Wu Qing, Dai Jingyuan
Department of Biomedical Informatics (Dr. Qing Wu, Jingyuan Dai), College of Medicine, The Ohio State University, Columbus, OH 43210, United States.
J Bone Miner Res. 2024 May 2;39(4):462-472. doi: 10.1093/jbmr/zjae025.

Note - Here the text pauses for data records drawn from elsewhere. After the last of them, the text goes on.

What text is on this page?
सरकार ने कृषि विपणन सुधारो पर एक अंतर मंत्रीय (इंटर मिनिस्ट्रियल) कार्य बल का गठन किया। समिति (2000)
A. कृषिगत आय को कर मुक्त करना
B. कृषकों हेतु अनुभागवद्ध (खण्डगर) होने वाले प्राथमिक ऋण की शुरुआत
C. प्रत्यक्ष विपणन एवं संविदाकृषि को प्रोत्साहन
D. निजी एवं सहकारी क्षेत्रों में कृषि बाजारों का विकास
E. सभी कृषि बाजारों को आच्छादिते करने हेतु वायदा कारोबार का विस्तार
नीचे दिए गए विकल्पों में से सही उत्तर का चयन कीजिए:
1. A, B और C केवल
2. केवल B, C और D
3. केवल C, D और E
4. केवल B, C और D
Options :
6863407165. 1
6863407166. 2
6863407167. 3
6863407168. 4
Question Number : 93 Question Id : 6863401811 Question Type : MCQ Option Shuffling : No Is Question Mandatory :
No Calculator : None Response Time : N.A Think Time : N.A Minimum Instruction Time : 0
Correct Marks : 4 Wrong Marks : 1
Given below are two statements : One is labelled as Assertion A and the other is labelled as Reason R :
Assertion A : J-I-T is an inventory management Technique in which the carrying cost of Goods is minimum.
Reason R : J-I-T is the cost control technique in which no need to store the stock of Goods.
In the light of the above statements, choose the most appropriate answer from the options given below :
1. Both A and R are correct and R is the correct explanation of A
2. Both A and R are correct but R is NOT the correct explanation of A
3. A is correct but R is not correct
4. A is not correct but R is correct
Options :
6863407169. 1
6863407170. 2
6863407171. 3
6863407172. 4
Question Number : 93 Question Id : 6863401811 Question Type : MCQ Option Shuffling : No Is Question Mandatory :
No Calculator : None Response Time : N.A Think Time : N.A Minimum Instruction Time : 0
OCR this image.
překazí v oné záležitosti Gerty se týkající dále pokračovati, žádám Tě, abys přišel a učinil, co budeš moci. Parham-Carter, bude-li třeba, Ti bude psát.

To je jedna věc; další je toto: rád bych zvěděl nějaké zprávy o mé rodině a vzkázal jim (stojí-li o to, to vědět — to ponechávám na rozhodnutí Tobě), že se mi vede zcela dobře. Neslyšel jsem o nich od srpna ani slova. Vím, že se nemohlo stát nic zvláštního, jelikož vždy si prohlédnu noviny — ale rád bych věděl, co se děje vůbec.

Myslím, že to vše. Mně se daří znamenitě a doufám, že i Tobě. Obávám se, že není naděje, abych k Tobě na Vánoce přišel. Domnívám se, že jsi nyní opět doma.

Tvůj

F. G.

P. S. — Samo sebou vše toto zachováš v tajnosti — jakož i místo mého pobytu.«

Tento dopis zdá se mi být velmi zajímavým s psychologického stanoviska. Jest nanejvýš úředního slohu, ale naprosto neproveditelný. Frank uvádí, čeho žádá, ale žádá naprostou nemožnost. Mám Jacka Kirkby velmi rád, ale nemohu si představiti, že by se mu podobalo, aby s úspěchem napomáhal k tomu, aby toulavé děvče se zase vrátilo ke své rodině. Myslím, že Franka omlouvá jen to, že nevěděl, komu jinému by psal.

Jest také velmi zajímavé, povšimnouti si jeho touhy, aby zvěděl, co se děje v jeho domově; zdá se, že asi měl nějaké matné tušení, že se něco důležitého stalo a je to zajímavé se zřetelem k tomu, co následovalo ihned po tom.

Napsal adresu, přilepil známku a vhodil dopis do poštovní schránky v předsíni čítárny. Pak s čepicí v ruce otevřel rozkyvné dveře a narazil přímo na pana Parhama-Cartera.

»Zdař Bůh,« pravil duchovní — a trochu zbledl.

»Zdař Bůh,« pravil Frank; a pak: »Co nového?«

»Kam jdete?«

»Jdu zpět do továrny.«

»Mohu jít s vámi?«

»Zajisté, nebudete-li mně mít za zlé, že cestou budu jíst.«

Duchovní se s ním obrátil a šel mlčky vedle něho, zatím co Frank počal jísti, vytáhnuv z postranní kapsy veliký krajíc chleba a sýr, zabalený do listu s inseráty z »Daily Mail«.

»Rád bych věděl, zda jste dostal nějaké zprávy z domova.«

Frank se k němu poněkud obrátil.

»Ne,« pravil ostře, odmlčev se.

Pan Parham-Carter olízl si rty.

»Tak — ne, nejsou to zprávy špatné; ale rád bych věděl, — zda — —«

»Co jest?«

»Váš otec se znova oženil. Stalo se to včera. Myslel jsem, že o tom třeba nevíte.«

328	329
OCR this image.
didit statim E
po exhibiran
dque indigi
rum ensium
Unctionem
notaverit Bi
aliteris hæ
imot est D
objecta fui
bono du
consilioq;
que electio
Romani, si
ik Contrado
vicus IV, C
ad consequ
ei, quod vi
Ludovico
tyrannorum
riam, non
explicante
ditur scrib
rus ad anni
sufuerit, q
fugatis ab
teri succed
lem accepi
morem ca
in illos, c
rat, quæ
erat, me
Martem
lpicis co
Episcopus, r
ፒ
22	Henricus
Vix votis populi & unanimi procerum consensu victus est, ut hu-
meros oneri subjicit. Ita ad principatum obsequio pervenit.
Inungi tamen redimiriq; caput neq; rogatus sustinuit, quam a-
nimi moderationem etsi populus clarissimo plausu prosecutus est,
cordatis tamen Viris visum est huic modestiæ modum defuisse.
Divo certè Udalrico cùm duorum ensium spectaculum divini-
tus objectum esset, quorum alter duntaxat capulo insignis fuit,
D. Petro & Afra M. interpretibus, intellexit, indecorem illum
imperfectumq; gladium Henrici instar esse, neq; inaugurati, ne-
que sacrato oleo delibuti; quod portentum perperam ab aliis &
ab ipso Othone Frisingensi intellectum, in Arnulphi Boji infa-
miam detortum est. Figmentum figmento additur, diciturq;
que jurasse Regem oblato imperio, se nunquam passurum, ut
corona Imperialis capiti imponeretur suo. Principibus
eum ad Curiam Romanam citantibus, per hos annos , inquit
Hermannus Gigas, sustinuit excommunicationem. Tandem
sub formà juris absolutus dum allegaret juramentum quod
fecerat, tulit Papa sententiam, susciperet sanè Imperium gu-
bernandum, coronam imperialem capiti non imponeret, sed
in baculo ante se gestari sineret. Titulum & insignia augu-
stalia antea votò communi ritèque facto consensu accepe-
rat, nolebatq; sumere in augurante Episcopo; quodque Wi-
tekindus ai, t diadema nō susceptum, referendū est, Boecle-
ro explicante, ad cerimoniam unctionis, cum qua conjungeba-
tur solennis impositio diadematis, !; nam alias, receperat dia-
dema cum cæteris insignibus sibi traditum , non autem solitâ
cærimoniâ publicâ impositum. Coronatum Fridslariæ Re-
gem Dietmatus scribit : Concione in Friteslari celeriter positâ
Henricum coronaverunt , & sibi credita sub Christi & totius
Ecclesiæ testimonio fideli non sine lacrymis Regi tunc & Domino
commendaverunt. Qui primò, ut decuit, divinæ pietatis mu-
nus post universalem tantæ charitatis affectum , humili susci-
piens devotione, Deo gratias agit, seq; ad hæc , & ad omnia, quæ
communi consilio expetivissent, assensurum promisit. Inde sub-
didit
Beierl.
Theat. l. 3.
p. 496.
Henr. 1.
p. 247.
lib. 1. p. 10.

This study aimed to enhance the fracture risk prediction accuracy in major osteoporotic fractures (MOFs) and hip fractures (HFs) by integrating genetic profiles, machine learning (ML) techniques, and Bayesian optimization. The genetic risk score (GRS), derived from 1,103 risk single nucleotide polymorphisms (SNPs) from genome-wide association studies (GWAS), was formulated for 25,772 postmenopausal women from the Women's Health Initiative dataset. We developed four ML models: Support Vector Machine (SVM), Random Forest, XGBoost, and Artificial Neural Network (ANN) for binary fracture outcome and 10-year fracture risk prediction. GRS and FRAX clinical risk factors (CRFs) were used as predictors. Death as a competing risk was accounted for in ML models for time-to-fracture data. ML models were subsequently fine-tuned through Bayesian optimization, which displayed marked superiority over traditional grid search. Evaluation of the models' performance considered an array of metrics such as accuracy, weighted F1 Score, the area under the precision-recall curve (PRAUC), and the area under the receiver operating characteristic curve (AUC) for binary fracture predictions, and the C-index, Brier score, and dynamic mean AUC over a 10-year follow-up period for fracture risk predictions. We found that GRS-integrated XGBoost with Bayesian optimization is the most effective model, with an accuracy of 91.2% (95% CI: 90.4-92.0%) and an AUC of 0.739 (95% CI: 0.731-0.746) in MOF binary predictions. For 10-year fracture risk modeling, the XGBoost model attained a C-index of 0.795 (95% CI: 0.783-0.806) and a mean dynamic AUC of 0.799 (95% CI: 0.788-0.809). Compared to FRAX, the XGBoost model exhibited a categorical net reclassification improvement (NRI) of 22.6% (P = .004). A sensitivity analysis, which included BMD but lacked GRS, reaffirmed these findings. Furthermore, portability tests in diverse non-European groups, including Asians and African Americans, underscored the model's robustness and adaptability. This study accentuates the potential of combining genetic insights and optimized ML in strengthening fracture predictions, heralding new preventive strategies for postmenopausal women.
本研究旨在通过整合基因谱、机器学习(ML)技术和贝叶斯优化,提高主要骨质疏松性骨折(MOF)和髋部骨折(HF)的骨折风险预测准确性。从全基因组关联研究(GWAS)的1103个风险单核苷酸多态性(SNP)中得出的遗传风险评分(GRS),应用于来自女性健康倡议数据集的25772名绝经后女性。我们开发了四种ML模型:支持向量机(SVM)、随机森林、XGBoost和人工神经网络(ANN),用于二元骨折结局和10年骨折风险预测。GRS和FRAX临床风险因素(CRF)用作预测因子。在骨折发生时间数据的ML模型中,将死亡作为竞争风险进行考虑。随后通过贝叶斯优化对ML模型进行微调,其表现出比传统网格搜索明显的优越性。对模型性能的评估考虑了一系列指标,如用于二元骨折预测的准确性、加权F1分数、精确召回曲线下面积(PRAUC)和受试者工作特征曲线下面积(AUC),以及用于骨折风险预测的10年随访期内的C指数、Brier分数和动态平均AUC。我们发现,结合贝叶斯优化的GRS整合XGBoost是最有效的模型,在MOF二元预测中的准确率为91.2%(95%CI:90.4-92.0%),AUC为0.739(95%CI:0.731-0.746)。对于10年骨折风险建模,XGBoost模型的C指数为0.795(95%CI:0.783-0.806),平均动态AUC为0.799(95%CI:0.788-0.809)。与FRAX相比,XGBoost模型的分类净重新分类改善(NRI)为22.6%(P = 0.004)。一项包含骨密度但缺乏GRS的敏感性分析再次证实了这些发现。此外,在包括亚洲人和非裔美国人在内的不同非欧洲群体中的可移植性测试,强调了该模型的稳健性和适应性。本研究强调了结合基因见解和优化的ML在强化骨折预测方面的潜力,为绝经后女性带来了新的预防策略。